A cool cast excellently does a good job in this horror flick. Jason Patrick has the required attitude and cool factor to play Michael, who soon becomes a victim of the vampires. Corey Haim hits the right notes of youthful enthusiasm and brotherly concern as Sam fights to stop his brother becoming a full-on vampire. Kiefer Sutherland is one of the best things in the film. His performance as leader of the vampire pack David, is unnerving yet darkly charismatic. David is a character who embodies darkness from every angle but who you can’t help but feel intrigued by. A lot of this comes down to Sutherland’s good work that makes creatures of the night seem very cool. The duo of Corey Feldman and Jamison Newlander as The Frog Brothers is inspired. These characters are geeky and amusing in their pursuit of vampires, you just have to here some of the one-liners between the two. It’s impossible not to have fun when these two are on screen doing their thing. Displaying a sensuality that is tempered by a deep-seated terror, Jami Gertz makes an impression as the beautiful half-vampire Star who is tired of the life she leads.
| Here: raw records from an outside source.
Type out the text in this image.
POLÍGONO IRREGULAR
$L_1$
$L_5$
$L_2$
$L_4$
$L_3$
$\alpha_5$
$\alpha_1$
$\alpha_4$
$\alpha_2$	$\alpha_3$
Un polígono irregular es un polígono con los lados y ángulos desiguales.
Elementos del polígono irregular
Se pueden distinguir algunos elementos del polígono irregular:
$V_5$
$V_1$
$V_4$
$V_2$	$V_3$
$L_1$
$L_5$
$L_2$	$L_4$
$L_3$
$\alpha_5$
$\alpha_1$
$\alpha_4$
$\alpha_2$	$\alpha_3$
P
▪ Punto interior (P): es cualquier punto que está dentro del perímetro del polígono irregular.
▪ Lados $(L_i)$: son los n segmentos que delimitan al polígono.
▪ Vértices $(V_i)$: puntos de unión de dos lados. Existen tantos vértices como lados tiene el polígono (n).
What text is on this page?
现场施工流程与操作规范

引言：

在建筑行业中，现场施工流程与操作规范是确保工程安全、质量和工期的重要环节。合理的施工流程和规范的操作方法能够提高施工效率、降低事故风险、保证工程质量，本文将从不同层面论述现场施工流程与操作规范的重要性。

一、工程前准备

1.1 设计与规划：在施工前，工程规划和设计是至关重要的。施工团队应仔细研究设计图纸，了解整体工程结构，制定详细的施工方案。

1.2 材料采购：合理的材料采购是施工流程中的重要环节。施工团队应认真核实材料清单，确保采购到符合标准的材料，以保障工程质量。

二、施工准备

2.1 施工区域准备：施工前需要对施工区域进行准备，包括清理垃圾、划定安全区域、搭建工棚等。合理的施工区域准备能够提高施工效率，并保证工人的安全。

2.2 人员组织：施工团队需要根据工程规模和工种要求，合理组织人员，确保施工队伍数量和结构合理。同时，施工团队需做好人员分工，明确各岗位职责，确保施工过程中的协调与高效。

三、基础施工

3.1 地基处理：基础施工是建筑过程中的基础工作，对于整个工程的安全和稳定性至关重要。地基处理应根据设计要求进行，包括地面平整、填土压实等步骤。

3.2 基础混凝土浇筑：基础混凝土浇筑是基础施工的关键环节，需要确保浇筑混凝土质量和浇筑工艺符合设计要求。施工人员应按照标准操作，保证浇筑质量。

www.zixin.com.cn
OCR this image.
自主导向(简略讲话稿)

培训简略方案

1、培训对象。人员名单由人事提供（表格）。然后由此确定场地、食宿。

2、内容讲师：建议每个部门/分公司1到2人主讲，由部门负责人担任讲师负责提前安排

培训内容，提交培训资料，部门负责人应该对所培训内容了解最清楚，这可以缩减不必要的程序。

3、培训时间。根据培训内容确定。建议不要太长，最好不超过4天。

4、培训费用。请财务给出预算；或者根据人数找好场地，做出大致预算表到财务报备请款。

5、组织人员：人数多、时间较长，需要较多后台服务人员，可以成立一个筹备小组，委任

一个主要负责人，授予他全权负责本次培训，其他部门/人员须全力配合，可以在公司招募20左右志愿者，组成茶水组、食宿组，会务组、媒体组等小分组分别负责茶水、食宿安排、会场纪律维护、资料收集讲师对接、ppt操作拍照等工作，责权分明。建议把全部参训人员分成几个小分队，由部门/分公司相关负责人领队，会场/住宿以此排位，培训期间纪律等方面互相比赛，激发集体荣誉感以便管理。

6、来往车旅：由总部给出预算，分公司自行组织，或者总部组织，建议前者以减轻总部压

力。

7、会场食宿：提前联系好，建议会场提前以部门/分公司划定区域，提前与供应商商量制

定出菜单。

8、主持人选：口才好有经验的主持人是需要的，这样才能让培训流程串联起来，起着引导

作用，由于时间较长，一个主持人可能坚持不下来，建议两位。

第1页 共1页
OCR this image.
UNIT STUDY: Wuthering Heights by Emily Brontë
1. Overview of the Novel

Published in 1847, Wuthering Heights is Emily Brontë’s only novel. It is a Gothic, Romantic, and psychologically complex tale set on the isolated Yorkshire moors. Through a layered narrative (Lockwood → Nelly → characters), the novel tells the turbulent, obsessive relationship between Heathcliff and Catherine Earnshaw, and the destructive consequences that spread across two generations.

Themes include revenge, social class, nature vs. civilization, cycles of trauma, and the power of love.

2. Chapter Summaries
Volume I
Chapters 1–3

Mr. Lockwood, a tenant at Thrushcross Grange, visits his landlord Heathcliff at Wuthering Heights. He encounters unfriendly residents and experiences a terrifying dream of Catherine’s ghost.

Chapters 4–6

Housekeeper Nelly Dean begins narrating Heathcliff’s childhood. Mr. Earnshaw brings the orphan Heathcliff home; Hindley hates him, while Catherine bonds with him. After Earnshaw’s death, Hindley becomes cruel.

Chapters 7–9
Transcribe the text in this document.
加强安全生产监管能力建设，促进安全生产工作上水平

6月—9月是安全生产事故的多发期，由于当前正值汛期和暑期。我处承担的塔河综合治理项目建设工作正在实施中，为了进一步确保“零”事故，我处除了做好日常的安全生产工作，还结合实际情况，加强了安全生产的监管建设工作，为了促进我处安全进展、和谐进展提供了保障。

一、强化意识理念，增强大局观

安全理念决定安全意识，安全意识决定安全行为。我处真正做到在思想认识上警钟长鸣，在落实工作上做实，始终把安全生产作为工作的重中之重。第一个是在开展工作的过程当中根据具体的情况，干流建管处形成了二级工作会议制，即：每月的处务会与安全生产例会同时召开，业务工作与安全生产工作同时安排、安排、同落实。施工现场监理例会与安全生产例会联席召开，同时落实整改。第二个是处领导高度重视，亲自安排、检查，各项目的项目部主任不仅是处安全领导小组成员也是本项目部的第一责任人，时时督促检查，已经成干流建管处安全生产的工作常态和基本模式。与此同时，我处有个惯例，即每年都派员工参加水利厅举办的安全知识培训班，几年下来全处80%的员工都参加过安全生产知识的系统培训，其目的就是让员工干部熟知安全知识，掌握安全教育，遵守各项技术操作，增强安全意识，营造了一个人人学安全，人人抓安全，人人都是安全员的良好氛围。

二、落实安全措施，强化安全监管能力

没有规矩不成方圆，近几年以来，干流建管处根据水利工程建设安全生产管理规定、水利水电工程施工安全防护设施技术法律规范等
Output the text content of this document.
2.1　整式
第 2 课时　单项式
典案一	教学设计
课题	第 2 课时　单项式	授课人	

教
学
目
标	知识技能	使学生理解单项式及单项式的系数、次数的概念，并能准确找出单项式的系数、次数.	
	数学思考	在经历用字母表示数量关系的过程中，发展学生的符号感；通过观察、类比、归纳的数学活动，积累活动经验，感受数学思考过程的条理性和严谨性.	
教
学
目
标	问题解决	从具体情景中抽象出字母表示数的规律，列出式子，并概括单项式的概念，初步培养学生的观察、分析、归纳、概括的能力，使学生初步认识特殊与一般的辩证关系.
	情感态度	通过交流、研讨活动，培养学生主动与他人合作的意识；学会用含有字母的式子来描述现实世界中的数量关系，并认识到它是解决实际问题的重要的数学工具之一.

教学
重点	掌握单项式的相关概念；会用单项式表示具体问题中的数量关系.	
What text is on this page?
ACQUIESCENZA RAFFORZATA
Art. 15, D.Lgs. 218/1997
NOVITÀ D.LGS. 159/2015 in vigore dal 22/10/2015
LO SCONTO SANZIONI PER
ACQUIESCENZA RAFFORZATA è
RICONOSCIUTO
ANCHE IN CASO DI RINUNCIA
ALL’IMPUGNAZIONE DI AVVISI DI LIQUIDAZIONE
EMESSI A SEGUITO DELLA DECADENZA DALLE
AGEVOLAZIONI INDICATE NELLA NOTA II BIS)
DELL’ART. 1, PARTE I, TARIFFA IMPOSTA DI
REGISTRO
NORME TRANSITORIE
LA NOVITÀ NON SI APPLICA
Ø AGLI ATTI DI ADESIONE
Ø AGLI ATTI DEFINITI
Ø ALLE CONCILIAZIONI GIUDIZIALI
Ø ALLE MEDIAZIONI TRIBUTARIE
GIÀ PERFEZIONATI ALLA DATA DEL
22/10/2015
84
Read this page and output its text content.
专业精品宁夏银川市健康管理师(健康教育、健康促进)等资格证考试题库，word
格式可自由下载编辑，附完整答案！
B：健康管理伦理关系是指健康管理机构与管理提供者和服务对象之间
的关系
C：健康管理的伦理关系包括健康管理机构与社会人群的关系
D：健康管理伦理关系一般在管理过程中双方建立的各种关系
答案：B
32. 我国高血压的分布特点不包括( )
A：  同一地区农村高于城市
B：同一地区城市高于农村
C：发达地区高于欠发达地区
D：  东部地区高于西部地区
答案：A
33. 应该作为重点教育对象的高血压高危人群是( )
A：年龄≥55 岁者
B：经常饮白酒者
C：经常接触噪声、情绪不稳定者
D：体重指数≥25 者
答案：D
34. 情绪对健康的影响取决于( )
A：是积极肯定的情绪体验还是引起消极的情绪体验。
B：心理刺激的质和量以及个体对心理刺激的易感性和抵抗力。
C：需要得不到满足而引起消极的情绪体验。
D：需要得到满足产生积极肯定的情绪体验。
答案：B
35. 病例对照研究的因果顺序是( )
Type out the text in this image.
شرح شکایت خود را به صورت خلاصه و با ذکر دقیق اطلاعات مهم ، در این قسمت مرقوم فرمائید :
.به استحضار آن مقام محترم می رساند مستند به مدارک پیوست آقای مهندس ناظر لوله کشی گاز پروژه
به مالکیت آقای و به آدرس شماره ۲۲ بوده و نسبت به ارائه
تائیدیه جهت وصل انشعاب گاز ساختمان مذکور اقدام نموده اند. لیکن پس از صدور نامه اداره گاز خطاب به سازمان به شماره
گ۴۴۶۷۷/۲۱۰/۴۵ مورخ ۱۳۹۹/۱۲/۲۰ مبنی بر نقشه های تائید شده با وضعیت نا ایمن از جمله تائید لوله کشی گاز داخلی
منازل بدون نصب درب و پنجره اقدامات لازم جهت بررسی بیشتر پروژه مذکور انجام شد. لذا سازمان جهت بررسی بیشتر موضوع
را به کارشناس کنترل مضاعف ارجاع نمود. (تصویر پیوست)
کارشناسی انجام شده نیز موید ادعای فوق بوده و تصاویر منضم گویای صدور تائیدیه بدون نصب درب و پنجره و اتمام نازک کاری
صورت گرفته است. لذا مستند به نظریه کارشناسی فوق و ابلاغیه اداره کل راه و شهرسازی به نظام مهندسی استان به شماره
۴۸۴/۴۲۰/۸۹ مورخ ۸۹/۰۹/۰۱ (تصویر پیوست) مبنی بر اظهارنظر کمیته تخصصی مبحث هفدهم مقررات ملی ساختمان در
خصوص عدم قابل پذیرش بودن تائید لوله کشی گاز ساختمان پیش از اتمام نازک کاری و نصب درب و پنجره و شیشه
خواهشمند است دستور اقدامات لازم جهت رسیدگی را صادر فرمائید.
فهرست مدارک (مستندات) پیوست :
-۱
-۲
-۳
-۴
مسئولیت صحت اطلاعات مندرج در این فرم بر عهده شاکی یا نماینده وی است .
Showing maternal anxiety and warmth is Dianne Wiest in the part of the boy’s mother, who doesn’t really know the kind of town she has moved them all into. Edward Herrmann excellently takes the role of the seemingly ordinary Max, who becomes interested in Lucy yet comes under suspicion from Sam and the Frog Brothers. And finally there is Barnard Hughes as the unusual but lovable Grandpa.
A gloriously enjoyable marriage of horror and dark comedy, The Lost Boys is deservedly a cult movie and it’s not at all difficult to decipher why.